If the person was not my friend and I had no particular relationship with them, I wouldn’t care at all. I might be curious and silently root for them but it wouldn’t affect my opinion any more than finding out a distant co-worker had their tonsils out.

I’ve been acquainted with a few actual transsexuals over the years, but all but one were more-or-less out before I met them. The exception is an FtM I’ll call “Jack” who I was in college with and only knew as a girl. He didn’t come out and start living as a man until after graduation, and since I haven’t seen him since then I only know from mutual friends that he is in fact transsexual.
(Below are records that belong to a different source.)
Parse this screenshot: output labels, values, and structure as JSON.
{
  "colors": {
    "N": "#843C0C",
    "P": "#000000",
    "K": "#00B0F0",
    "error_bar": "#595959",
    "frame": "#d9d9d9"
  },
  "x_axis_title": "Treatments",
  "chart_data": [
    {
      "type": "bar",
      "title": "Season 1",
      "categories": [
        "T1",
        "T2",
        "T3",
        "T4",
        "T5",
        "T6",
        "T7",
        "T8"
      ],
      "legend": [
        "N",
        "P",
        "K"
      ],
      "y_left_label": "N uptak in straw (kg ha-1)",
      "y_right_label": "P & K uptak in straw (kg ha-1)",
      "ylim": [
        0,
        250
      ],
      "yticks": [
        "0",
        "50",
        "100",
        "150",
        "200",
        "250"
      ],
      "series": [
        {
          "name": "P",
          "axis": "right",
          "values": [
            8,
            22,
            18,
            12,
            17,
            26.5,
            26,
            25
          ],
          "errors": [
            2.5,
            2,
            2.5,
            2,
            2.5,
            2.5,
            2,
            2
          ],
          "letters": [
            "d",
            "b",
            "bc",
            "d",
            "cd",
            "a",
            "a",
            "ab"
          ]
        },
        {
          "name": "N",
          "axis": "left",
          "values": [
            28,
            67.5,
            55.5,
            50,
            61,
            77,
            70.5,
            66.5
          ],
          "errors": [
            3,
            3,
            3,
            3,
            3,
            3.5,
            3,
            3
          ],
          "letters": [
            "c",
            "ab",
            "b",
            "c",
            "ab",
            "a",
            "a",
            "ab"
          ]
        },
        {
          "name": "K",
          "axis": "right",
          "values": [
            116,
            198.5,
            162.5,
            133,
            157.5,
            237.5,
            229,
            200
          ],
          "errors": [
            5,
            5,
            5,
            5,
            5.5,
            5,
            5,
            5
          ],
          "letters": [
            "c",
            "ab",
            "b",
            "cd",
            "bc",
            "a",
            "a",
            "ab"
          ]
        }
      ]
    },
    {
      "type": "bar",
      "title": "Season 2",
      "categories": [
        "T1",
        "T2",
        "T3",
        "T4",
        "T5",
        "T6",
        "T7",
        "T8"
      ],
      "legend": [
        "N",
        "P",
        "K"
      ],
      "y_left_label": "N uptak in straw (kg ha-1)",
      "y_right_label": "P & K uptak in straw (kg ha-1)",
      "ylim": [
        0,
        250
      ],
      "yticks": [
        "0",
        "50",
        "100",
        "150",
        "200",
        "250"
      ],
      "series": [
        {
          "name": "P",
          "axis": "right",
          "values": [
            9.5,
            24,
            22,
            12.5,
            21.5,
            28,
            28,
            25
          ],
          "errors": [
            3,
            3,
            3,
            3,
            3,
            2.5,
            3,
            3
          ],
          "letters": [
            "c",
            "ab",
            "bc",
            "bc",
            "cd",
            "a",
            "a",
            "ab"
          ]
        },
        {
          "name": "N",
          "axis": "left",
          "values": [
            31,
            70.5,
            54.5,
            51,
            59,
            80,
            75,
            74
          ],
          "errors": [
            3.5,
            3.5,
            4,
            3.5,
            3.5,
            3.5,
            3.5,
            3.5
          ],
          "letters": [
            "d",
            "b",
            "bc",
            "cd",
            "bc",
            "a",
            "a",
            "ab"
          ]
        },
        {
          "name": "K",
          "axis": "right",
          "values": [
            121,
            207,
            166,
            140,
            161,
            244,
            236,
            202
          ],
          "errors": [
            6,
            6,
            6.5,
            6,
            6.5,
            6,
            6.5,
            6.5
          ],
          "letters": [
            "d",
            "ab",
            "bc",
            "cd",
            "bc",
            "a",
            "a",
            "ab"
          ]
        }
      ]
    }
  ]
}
Since my only memories of Jack are from when he was still Jackie, it is a little weird for me to think of him as a man. I knew Jackie as an out-and-proud lesbian (although not a particularly butch lesbian, funnily enough) and president of the campus gay/straight alliance, and I’ll admit when I heard that she was a he one of my first thoughts was “Wait, Jackie wasn’t even really a lesbian?!” It was a little disappointing that someone I’d seen as something of a lesbian role model on campus didn’t identify as a woman. Then I felt sad that even within the gay/straight alliance Jack apparently didn’t feel he could come out as a transsexual. But it’s not like we were that close (Jackie was a senior when I was a freshman), so maybe he was out to people he knew better. Or maybe he didn’t really work out his gender identity until after college, I don’t know.

If someone I knew better suddenly came out as transsexual I’d be surprised at first, but I’d probably then think “Well, I didn’t see it coming with Jackie either!” It wouldn’t bother me, but if this were a friend then I certainly hope I’d care about this news in the same way I’d care about any other important news about their life.

I don’t care. I do care if they start telling me surgical details that makes me kinda squeamish.

I’ve met a few transsexuals in my life. I cared more in that my interest was piqued. I think it’s kind of icky in a visceral, “I don’t want my nuts cut off.”, sort of way.

One of the most interesting ones I met was someone who was a man who became a woman who went back to being a man.

I can’t even decide on a tattoo let alone having bodily organs excised.